By Harry Forbes
At the age of 55, the great French actress Sarah Bernhardt, who had already triumphed playing several Shakespearean heroines including Ophelia, decided to take on the title role of Hamlet. And it is the mounting of that legendary 1899 production that serves as the focus of Theresa Rebeck’s uneven but mostly rollicking backstage comedy/drama.
Using largely present-day colloquial dialogue, Rebeck attempts to show us the artistic process behind the endeavor, and her characters comprise “The Divine Sarah’s” inner circle, including actor Constant Coquelin (excellent Dylan Baker) (playing both Polonius and The Ghost in the production, and later, as we see, originating the part of Cyrano de Bergerac), Art Nouveau poster illustrator Alphonse Mucha (Matthew Saldivar), disapproving theater critic Louis Lemercier (Tony Carlin), and her latest lover, married playwright Edmond Rostand (Jason Butler Harner) whom Bernhardt recruits to take the iambic pentameter out of Shakespeare, leaving only the meat of the story. (That point actually puzzled me a bit, as I don’t believe iambic pentameter translates to French in the first place, but never mind.)
In the second act, Rebbeck shows us the genesis of Rostand’s most celebrated work, “Cyrano de Bergerac,” and we even get a fully-staged scene from that play. It’s a colorful digression to be sure, but one that makes a long play, already juggling a lot of themes, even longer and less focused.
Rostand’s wife Rosamund (Ito Aghayere) shows up unexpectedly in the second act and there’s a pretty good confrontation scene, as does Bernhardt’s disapproving but ultimately loving son Maurice (Nick Westrate). But for all its good bits, the play lacks a strong dramatic arc.

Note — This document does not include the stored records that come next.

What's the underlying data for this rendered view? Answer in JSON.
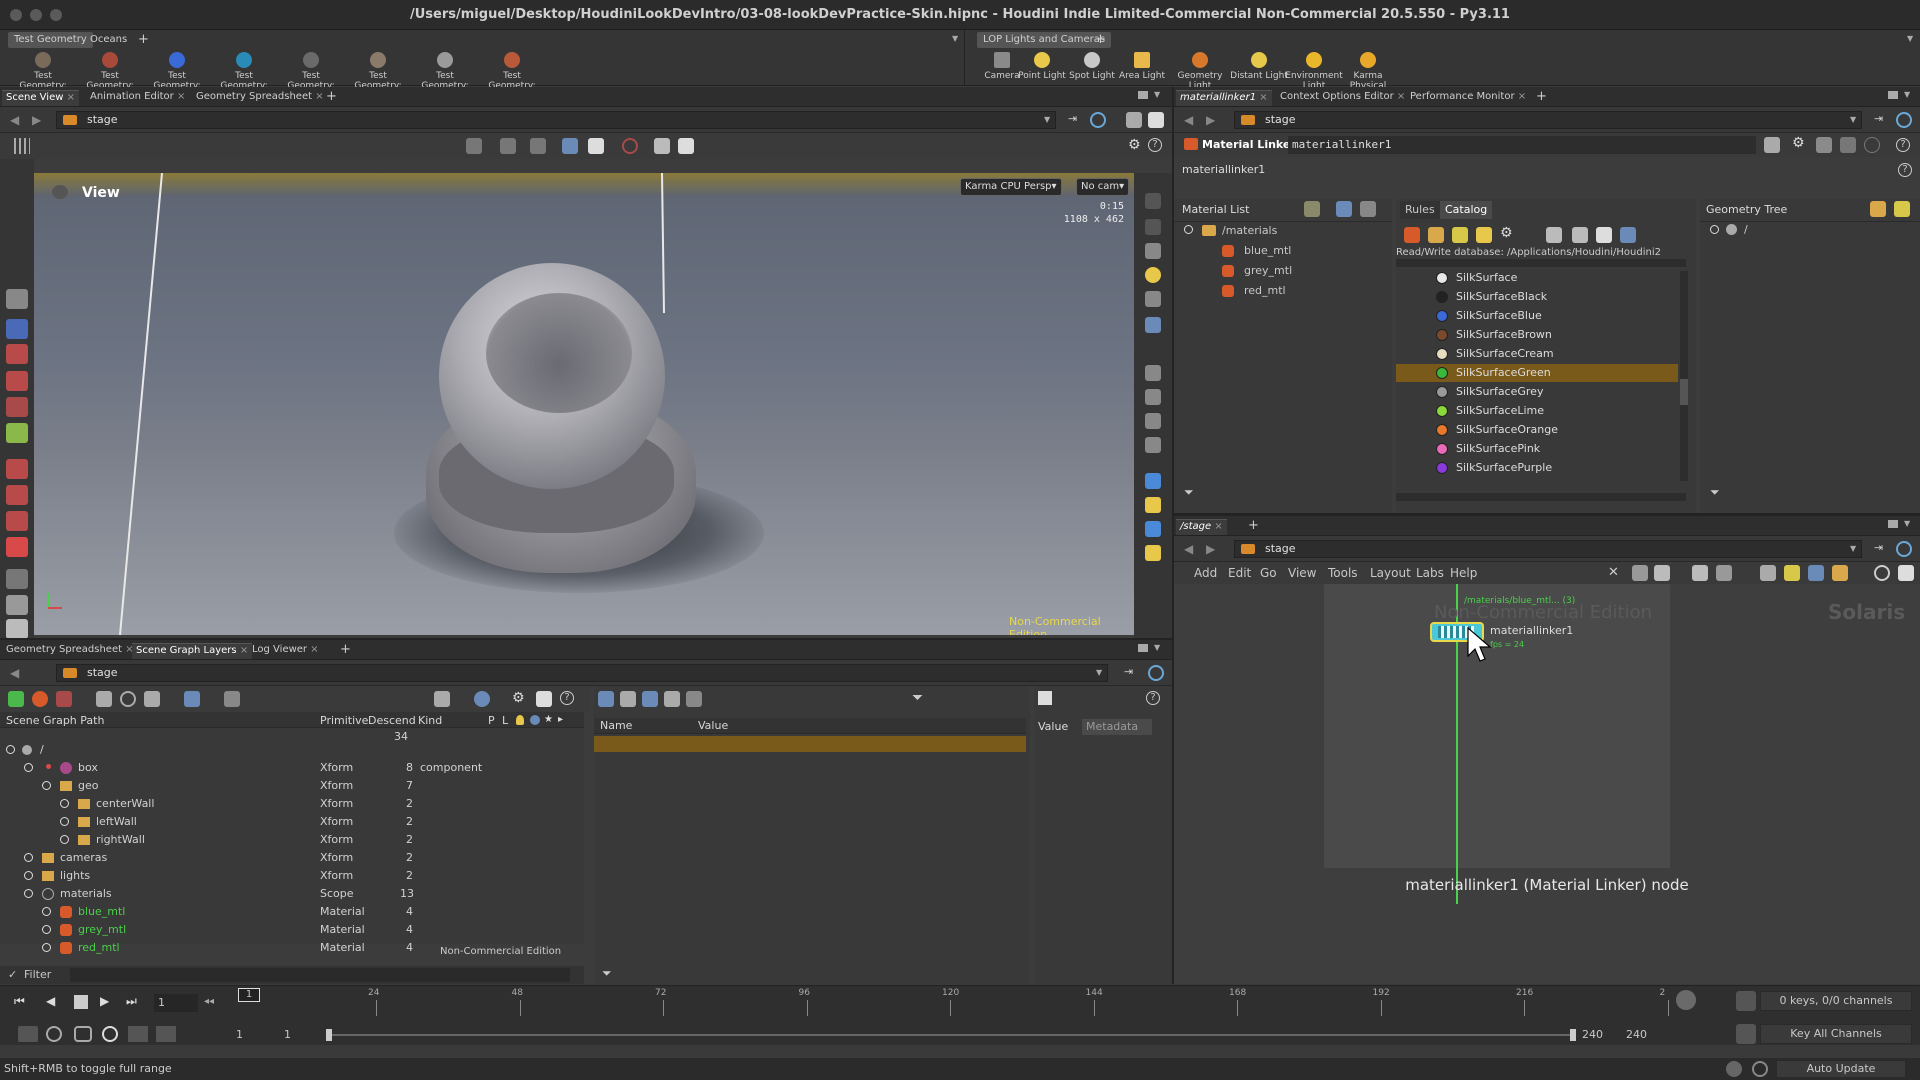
{
  "window": {
    "title": "/Users/miguel/Desktop/HoudiniLookDevIntro/03-08-lookDevPractice-Skin.hipnc - Houdini Indie Limited-Commercial Non-Commercial 20.5.550 - Py3.11"
  },
  "shelf_left": {
    "tabs": [
      "Test Geometry",
      "Oceans"
    ],
    "tools": [
      "Test Geometry: C...",
      "Test Geometry: P...",
      "Test Geometry: R...",
      "Test Geometry: S...",
      "Test Geometry: S...",
      "Test Geometry: T...",
      "Test Geometry: T...",
      "Test Geometry: T..."
    ]
  },
  "shelf_right": {
    "tabs": [
      "LOP Lights and Cameras"
    ],
    "tools": [
      "Camera",
      "Point Light",
      "Spot Light",
      "Area Light",
      "Geometry Light",
      "Distant Light",
      "Environment Light",
      "Karma Physical Sky..."
    ]
  },
  "viewport_panel": {
    "tabs": [
      "Scene View",
      "Animation Editor",
      "Geometry Spreadsheet"
    ],
    "path": "stage",
    "view_label": "View",
    "renderer": "Karma CPU",
    "persp": "Persp",
    "camera": "No cam",
    "time_readout": "0:15",
    "resolution_readout": "1108 x 462",
    "watermark": "Non-Commercial Edition"
  },
  "scene_graph_panel": {
    "tabs": [
      "Geometry Spreadsheet",
      "Scene Graph Layers",
      "Log Viewer"
    ],
    "path": "stage",
    "columns": [
      "Scene Graph Path",
      "Primitive",
      "Descend",
      "Kind",
      "P",
      "L"
    ],
    "root_count": "34",
    "rows": [
      {
        "name": "/",
        "prim": "",
        "desc": "34",
        "kind": ""
      },
      {
        "name": "box",
        "prim": "Xform",
        "desc": "8",
        "kind": "component"
      },
      {
        "name": "geo",
        "prim": "Xform",
        "desc": "7",
        "kind": ""
      },
      {
        "name": "centerWall",
        "prim": "Xform",
        "desc": "2",
        "kind": ""
      },
      {
        "name": "leftWall",
        "prim": "Xform",
        "desc": "2",
        "kind": ""
      },
      {
        "name": "rightWall",
        "prim": "Xform",
        "desc": "2",
        "kind": ""
      },
      {
        "name": "cameras",
        "prim": "Xform",
        "desc": "2",
        "kind": ""
      },
      {
        "name": "lights",
        "prim": "Xform",
        "desc": "2",
        "kind": ""
      },
      {
        "name": "materials",
        "prim": "Scope",
        "desc": "13",
        "kind": ""
      },
      {
        "name": "blue_mtl",
        "prim": "Material",
        "desc": "4",
        "kind": ""
      },
      {
        "name": "grey_mtl",
        "prim": "Material",
        "desc": "4",
        "kind": ""
      },
      {
        "name": "red_mtl",
        "prim": "Material",
        "desc": "4",
        "kind": ""
      }
    ],
    "filter_label": "Filter",
    "watermark": "Non-Commercial Edition",
    "details_columns": [
      "Name",
      "Value"
    ],
    "value_tabs": [
      "Value",
      "Metadata"
    ]
  },
  "material_panel": {
    "tabs": [
      "materiallinker1",
      "Context Options Editor",
      "Performance Monitor"
    ],
    "path": "stage",
    "node_type": "Material Linker",
    "node_name": "materiallinker1",
    "node_label": "materiallinker1",
    "material_list_title": "Material List",
    "material_root": "/materials",
    "materials": [
      "blue_mtl",
      "grey_mtl",
      "red_mtl"
    ],
    "catalog_tabs": [
      "Rules",
      "Catalog"
    ],
    "database_path": "Read/Write database: /Applications/Houdini/Houdini2",
    "catalog_items": [
      {
        "name": "SilkSurface",
        "color": "#e8e8e8"
      },
      {
        "name": "SilkSurfaceBlack",
        "color": "#222222"
      },
      {
        "name": "SilkSurfaceBlue",
        "color": "#3a6ad8"
      },
      {
        "name": "SilkSurfaceBrown",
        "color": "#7a4a2a"
      },
      {
        "name": "SilkSurfaceCream",
        "color": "#e8dcc0"
      },
      {
        "name": "SilkSurfaceGreen",
        "color": "#3ab83a"
      },
      {
        "name": "SilkSurfaceGrey",
        "color": "#9a9a9a"
      },
      {
        "name": "SilkSurfaceLime",
        "color": "#8ad83a"
      },
      {
        "name": "SilkSurfaceOrange",
        "color": "#e8782a"
      },
      {
        "name": "SilkSurfacePink",
        "color": "#e86ab8"
      },
      {
        "name": "SilkSurfacePurple",
        "color": "#8a3ad8"
      }
    ],
    "selected_catalog_item": "SilkSurfaceGreen",
    "geometry_tree_title": "Geometry Tree",
    "geometry_root": "/"
  },
  "network_panel": {
    "tabs": [
      "/stage"
    ],
    "path": "stage",
    "menu": [
      "Add",
      "Edit",
      "Go",
      "View",
      "Tools",
      "Layout",
      "Labs",
      "Help"
    ],
    "edge_label": "/materials/blue_mtl... (3)",
    "watermark": "Non-Commercial Edition",
    "context_label": "Solaris",
    "node_name": "materiallinker1",
    "node_sub": "fps = 24",
    "caption": "materiallinker1 (Material Linker) node"
  },
  "timeline": {
    "frame": "1",
    "ticks": [
      "24",
      "48",
      "72",
      "96",
      "120",
      "144",
      "168",
      "192",
      "216",
      "2"
    ],
    "start": "1",
    "range_start": "1",
    "range_end": "240",
    "end": "240",
    "keys_info": "0 keys, 0/0 channels",
    "key_all": "Key All Channels",
    "auto_update": "Auto Update",
    "current_frame_marker": "1"
  },
  "status": {
    "hint": "Shift+RMB to toggle full range"
  },
  "colors": {
    "accent": "#d88a2a",
    "selection": "#7a5a1a",
    "node_cyan": "#4ac8d8",
    "node_yellow": "#e8d84a",
    "green_text": "#4ad04a"
  }
}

Still, there’s real chemistry between McTeer and Harner, the latter a strong asset to the production. Other parts are capably essayed by Brittany Bradford, who plays Ophelia in the production, and Triney Sandoval and Aaron Costa Ganis, who at one point, are seen rehearsing the Rosencrantz and Guildenstern scene with McTeer. One of the most compelling scenes shows the rehearsing of the ghost scene between McTeer and Baker.
McTeer gives a confident, flamboyant, imperious, larger-than-life performance, as you’d expect. She’s no slouch at taking on classic roles (e.g. Mary Stuart in Shiller’s play, Nora in “A Doll’s House”), but there’s nothing particularly Gallic about her assumption of this role, nor was there in Glenda Jackson’s portrayal in the only fair 1979 film, “The Incredible Sarah.” It’s perhaps unreasonable to expect a great English actress to suggest Frenchness, unless perhaps by affecting an accent, but then everyone in the cast would have needed to do so. Still, that might have been the way to go in order to make the whole more authentically persuasive.

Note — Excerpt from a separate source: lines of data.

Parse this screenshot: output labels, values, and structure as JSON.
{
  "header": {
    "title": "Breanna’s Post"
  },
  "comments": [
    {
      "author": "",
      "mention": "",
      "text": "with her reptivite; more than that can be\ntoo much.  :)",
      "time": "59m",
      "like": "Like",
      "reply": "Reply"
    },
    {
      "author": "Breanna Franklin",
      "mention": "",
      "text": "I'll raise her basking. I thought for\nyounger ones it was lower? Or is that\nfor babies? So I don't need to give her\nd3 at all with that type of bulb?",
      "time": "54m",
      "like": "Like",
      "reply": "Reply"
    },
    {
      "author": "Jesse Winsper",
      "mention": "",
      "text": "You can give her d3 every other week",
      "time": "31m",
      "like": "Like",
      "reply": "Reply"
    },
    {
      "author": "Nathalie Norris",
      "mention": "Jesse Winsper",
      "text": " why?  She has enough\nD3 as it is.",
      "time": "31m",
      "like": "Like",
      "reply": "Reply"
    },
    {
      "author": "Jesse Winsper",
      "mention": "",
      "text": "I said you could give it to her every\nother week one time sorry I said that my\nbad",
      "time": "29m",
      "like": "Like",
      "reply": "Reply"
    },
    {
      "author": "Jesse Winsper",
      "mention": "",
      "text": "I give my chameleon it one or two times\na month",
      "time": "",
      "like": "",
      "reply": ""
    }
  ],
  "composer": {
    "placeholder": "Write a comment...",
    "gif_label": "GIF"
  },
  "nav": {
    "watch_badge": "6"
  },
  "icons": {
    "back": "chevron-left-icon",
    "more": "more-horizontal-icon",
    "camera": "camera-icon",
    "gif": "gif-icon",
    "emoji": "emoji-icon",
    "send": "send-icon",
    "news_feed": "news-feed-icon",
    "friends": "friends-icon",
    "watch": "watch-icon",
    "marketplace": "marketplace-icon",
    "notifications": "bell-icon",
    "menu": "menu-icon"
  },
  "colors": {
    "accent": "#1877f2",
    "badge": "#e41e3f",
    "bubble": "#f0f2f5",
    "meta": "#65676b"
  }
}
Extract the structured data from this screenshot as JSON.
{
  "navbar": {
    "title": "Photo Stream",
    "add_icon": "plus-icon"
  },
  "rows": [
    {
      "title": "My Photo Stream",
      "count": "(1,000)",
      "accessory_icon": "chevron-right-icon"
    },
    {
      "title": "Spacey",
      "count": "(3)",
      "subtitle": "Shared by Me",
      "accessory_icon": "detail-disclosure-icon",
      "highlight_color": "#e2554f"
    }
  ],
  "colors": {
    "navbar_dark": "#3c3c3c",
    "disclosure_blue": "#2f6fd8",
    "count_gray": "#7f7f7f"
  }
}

Rebeck presents her protagonist as a trendsetting naturalistic actress, which is somewhat contrary to the more declamatory style for which Bernhardt was known. Still, we learn Bernhardt felt Hamlet must be played as a ripe 19-year-old youth.
Despite my intense admiration for McTeer, and the promising subject matter, I found the overall tone too jocular, and overly laden with present-day feminist, gender, and sexism jargon, as in tiresome questions about what it means for a woman to play Hamlet. I may be wrong but I don't think historically it was such a big deal for her to be playing Hamlet at the time (any more than it is for Glenda Jackson to take on King Lear as she’ll be doing later this season, or for McTeer to have played Petruchio as she did in the park); Bernhardt played several men's roles in her day. The gambit may raise eyebrows, but not generate outrage.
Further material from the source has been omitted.